Sonderausstellung im Eisenbahnmuseum Schwechat

Die Wiener Schnellbahn war von Anfang an eine Erfolgsgeschichte. Diese schnelle Nord-Südverbindung durch Wien ersparte vielen Bewohnern Zeit bei der täglichen Fahrt zur und von der Arbeitsstätte. Brauchte man bis dahin von Meidling nach Floridsdorf mit der übervollen und rumpelnden Straßenbahn rund eine bis 1 ½ Stunden (von Meidling bis zur Oper mit der Linie 62, sodann mit einer Ringlinie bis zum Schottenring, weiter mit 132 oder 331 nach Floridsdorf; als Alternative von Meidling mit der Linie 8 bis Meidlinger Hauptstraße, Umsteigen in die Stadtbahn-Linie WD bis Schottenring und weiter mit 132 oder 331 nach Floridsdorf), verkürzte sich die Fahrzeit mit der neuen Schnellbahn in der gleichen Relation auf 22 Minuten.

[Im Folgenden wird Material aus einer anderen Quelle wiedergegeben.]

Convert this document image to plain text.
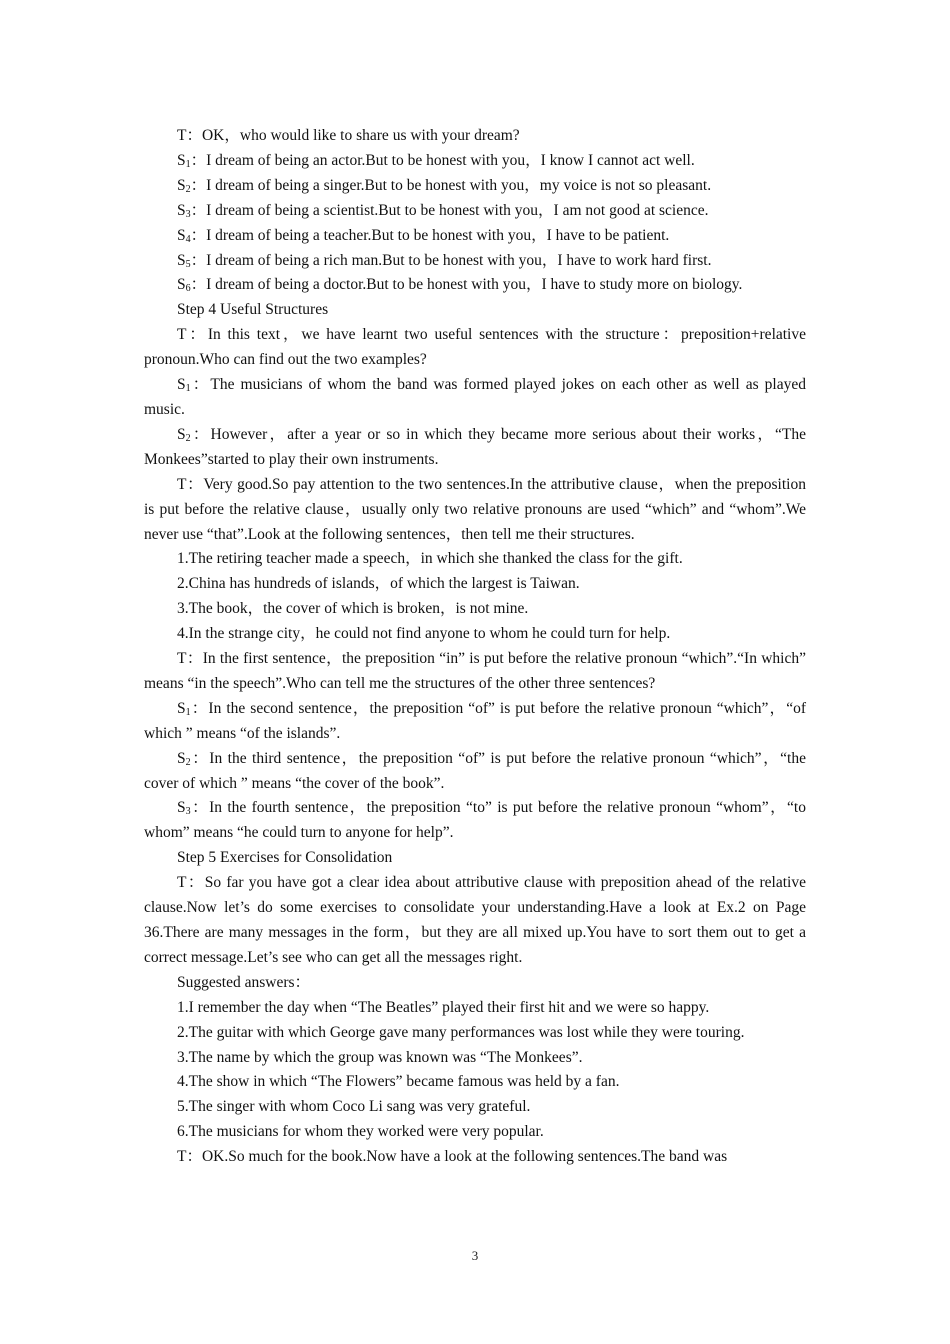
T：OK，who would like to share us with your dream?

$S_1$：I dream of being an actor.But to be honest with you，I know I cannot act well.

$S_2$：I dream of being a singer.But to be honest with you，my voice is not so pleasant.

$S_3$：I dream of being a scientist.But to be honest with you，I am not good at science.

$S_4$：I dream of being a teacher.But to be honest with you，I have to be patient.

$S_5$：I dream of being a rich man.But to be honest with you，I have to work hard first.

$S_6$：I dream of being a doctor.But to be honest with you，I have to study more on biology.

Step 4 Useful Structures

T：In this text，we have learnt two useful sentences with the structure：preposition+relative pronoun.Who can find out the two examples?

$S_1$：The musicians of whom the band was formed played jokes on each other as well as played music.

$S_2$：However，after a year or so in which they became more serious about their works，“The Monkees”started to play their own instruments.

T：Very good.So pay attention to the two sentences.In the attributive clause，when the preposition is put before the relative clause，usually only two relative pronouns are used “which” and “whom”.We never use “that”.Look at the following sentences，then tell me their structures.

1.The retiring teacher made a speech，in which she thanked the class for the gift.

2.China has hundreds of islands，of which the largest is Taiwan.

3.The book，the cover of which is broken，is not mine.

4.In the strange city，he could not find anyone to whom he could turn for help.

T：In the first sentence，the preposition “in” is put before the relative pronoun “which”.“In which” means “in the speech”.Who can tell me the structures of the other three sentences?

$S_1$：In the second sentence，the preposition “of” is put before the relative pronoun “which”，“of which ” means “of the islands”.

$S_2$：In the third sentence，the preposition “of” is put before the relative pronoun “which”，“the cover of which ” means “the cover of the book”.

$S_3$：In the fourth sentence，the preposition “to” is put before the relative pronoun “whom”，“to whom” means “he could turn to anyone for help”.

Step 5 Exercises for Consolidation

T：So far you have got a clear idea about attributive clause with preposition ahead of the relative clause.Now let’s do some exercises to consolidate your understanding.Have a look at Ex.2 on Page 36.There are many messages in the form，but they are all mixed up.You have to sort them out to get a correct message.Let’s see who can get all the messages right.

Suggested answers：

1.I remember the day when “The Beatles” played their first hit and we were so happy.

2.The guitar with which George gave many performances was lost while they were touring.

3.The name by which the group was known was “The Monkees”.

4.The show in which “The Flowers” became famous was held by a fan.

5.The singer with whom Coco Li sang was very grateful.

6.The musicians for whom they worked were very popular.

T：OK.So much for the book.Now have a look at the following sentences.The band was

3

Zur Bewerbung der neuen Schnellverbindung wurden im Jahr 1961 eigens Werbefilme mit damals bekannten Schauspielern wie Maxi Böhm und anderen gedreht und als Vorspann zum jeweiligen Hauptfilm in den Kinos gezeigt. Einige maßgebende Personen in der Führungsebene der Bundesbahndirektion Wien standen dieser neuen Betriebsform sehr reserviert gegenüber und sagten diesem „Experiment“ kein langes Leben voraus. Doch sie sollten eines Besseren belehrt werden, denn die Wiener Bevölkerung nahm diese neue Schnellverbindung als Ergänzung zum vorhandenen Stadtbahnnetz quer durch Wien sofort in Besitz.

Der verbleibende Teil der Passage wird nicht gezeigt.